Is a continuous function with zero “Taylor approximation” smooth? Let $f:[0,\infty) \to [0,\infty)$ be a continuous, non-decreasing function, satisfying  $f(0)=0$ and $f(x)=o(x^n)$ for any $n \ge 1$. Suppose also that $f(x)>0$ for every $x>0$.
I also know that $f$ is smooth on the open interval $(0,\infty)$.

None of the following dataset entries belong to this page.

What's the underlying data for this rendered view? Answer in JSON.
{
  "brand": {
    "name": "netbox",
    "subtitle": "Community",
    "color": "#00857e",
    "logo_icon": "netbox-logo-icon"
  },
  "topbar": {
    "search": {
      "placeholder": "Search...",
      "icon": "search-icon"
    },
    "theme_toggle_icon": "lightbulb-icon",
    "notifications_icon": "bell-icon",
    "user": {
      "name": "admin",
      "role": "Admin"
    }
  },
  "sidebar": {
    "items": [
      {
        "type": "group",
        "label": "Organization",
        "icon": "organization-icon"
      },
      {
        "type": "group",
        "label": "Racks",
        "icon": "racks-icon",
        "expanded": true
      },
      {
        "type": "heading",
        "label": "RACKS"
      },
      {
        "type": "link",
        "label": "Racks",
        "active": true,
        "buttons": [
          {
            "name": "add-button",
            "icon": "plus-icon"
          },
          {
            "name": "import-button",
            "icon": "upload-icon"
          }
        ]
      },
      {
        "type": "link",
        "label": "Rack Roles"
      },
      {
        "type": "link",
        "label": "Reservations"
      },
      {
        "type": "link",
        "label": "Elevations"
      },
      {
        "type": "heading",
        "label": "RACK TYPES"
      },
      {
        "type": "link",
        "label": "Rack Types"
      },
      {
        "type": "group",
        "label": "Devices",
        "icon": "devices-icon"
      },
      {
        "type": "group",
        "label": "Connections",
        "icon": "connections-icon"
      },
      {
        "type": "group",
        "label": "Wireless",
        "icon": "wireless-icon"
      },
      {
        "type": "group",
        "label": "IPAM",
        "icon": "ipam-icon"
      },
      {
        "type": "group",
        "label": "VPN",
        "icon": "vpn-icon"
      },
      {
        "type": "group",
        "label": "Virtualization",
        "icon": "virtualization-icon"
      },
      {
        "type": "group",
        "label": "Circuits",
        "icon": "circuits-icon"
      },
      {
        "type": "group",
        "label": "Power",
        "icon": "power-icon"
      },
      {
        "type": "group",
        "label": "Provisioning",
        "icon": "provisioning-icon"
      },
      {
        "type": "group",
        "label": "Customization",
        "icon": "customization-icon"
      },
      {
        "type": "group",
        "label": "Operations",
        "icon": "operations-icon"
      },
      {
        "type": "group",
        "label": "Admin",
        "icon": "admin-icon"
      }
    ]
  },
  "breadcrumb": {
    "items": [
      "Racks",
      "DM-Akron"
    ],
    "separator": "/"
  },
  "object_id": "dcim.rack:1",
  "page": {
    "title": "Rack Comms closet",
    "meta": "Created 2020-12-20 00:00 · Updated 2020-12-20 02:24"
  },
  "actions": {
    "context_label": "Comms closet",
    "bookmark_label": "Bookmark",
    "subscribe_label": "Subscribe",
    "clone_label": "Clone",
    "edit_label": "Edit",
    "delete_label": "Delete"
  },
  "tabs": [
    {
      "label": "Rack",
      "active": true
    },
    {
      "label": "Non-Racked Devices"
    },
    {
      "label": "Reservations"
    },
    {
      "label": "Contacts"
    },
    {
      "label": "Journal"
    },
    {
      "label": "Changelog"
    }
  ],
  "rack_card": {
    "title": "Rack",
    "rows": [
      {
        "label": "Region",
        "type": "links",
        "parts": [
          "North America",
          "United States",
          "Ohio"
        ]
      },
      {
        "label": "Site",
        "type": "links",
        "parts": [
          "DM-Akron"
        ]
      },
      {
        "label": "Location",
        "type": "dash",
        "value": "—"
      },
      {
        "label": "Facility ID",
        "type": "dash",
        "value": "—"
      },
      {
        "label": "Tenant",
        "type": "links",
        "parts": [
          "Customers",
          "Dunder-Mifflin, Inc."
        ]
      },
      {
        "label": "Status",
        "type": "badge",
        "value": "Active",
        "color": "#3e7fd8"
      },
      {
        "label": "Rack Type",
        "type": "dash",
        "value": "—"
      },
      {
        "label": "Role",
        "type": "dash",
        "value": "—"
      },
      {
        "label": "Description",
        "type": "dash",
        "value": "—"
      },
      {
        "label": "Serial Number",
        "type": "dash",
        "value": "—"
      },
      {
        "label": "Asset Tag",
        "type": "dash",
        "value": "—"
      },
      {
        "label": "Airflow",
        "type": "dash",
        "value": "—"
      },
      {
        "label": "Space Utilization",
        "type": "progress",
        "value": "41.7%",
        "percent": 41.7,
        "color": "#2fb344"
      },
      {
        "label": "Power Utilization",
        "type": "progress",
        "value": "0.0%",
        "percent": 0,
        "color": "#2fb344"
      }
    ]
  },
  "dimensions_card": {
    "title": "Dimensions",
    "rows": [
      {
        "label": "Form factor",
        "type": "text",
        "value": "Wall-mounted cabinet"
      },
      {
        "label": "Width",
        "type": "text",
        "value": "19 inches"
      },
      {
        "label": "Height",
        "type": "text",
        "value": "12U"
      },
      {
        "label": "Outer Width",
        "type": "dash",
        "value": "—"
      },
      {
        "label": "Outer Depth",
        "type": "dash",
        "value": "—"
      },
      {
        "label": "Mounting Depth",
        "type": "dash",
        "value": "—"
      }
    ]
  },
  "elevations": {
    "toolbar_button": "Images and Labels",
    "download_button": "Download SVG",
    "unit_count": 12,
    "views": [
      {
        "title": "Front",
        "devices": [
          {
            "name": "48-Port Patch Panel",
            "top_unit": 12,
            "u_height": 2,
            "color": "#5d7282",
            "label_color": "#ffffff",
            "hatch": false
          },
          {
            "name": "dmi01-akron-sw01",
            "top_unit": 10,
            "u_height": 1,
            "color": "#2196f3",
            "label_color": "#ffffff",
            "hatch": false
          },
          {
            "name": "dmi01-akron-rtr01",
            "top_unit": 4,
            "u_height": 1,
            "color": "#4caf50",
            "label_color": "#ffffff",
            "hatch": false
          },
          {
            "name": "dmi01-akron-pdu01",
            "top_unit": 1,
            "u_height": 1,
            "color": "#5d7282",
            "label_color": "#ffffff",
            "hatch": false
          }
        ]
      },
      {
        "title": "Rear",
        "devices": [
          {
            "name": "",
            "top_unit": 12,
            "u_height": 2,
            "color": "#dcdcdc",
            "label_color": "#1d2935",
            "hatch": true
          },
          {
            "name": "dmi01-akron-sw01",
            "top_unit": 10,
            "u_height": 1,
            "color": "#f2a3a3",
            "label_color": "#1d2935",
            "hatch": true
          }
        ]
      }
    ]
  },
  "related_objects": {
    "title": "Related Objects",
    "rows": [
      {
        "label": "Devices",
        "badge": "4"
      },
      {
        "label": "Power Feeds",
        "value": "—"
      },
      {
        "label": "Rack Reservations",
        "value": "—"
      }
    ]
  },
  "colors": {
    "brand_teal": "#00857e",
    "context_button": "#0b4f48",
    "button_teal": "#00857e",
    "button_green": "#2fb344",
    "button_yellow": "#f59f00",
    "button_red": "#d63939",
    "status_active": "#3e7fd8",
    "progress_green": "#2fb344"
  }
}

Must $f$ be infinitely (right) differentiable at zero?

Comments:


*

*The Taylor series of $f$ does not have to converge to $f$, e.g. in the famous example of
$$
f(x) =\begin{cases}e^{-1/x^2} \text{ for } x >0 \\
0 \text{    for } x = 0\end{cases}
$$

*In general, the existence of a polynomial approximation by itself does not imply differentiabiliy; in fact it does not even imply continuity (at $x>0$), as the following examples show:
$f(x)=\chi_{\mathbb Q}(x)x^n$ or even $\chi_{\mathbb Q}(x)e^{-1/x^2}$ which also satisfies $f(x)=o(x^n)$ for any $n \ge 1$.
 A: Define the family of $C^\infty$ functions
$$
\varphi_n(x)=\left\{\begin{array}{cl}
0&\text{for }x\le0\\
\frac{e^{\frac{n}{1-x}}}{e^{\frac{n}{x}}+e^{\frac{n}{1-x}}}&\text{for }0\lt x\lt1\\
1&\text{for }x\ge1
\end{array}\right.
$$
then
$$
\varphi_n^\prime\!\left(\frac12\right)=2n
$$

With $f(x)=e^{-\frac1x}$, and $x_k=\frac1k$, define
$$
\begin{align}
g(x)
&=f(x_k)+(f(x_{k-1})-f(x_k))\,\varphi_{n_k}\!\!\left(\frac{x-x_k}{x_{k-1}-x_k}\right)&&\text{for }x_k\le x\le x_{k-1}\\
&=e^{-k}\left(1+(e-1)\varphi_{n_k}((k-1)(kx-1))\right)&&\text{for }\frac1k\le x\le\frac1{k-1}\\
\end{align}
$$

$g$ is infinitely differentiable, monotonically increasing, and $g(x)\le e^{1-\frac1x}$.
For integer $k\ge1$,
$$
g'\!\left(\frac1k\right)=0
$$
and for integer $k\ge2$,
$$
g'\!\left(\frac12\left(\frac1{k-1}+\frac1k\right)\right)=2n_kk(k-1)(e-1)e^{-k}
$$
If we set $n_k=3^k$, then $g'(x)$ varies between $0$ and $2k(k-1)(e-1)\left(\frac3e\right)^k$ on $\left[\frac1k,\frac1{k-1}\right]$. Thus, $g''(0)$ does not exist.
A: No, $f$ doesn't have to be infinitely differentiable at $0$: define
$$f(x) = \int_0^x e^{-1/t^2}\left[1 + \sin (e^{1/t^2}) \right]dt$$
for $x \ge 0$ and $f(x) = 0$ for $x \le 0$. 
$f$ satisfies the hypothesis, but $\lim_{x \to 0}f''(x)$ does not exist.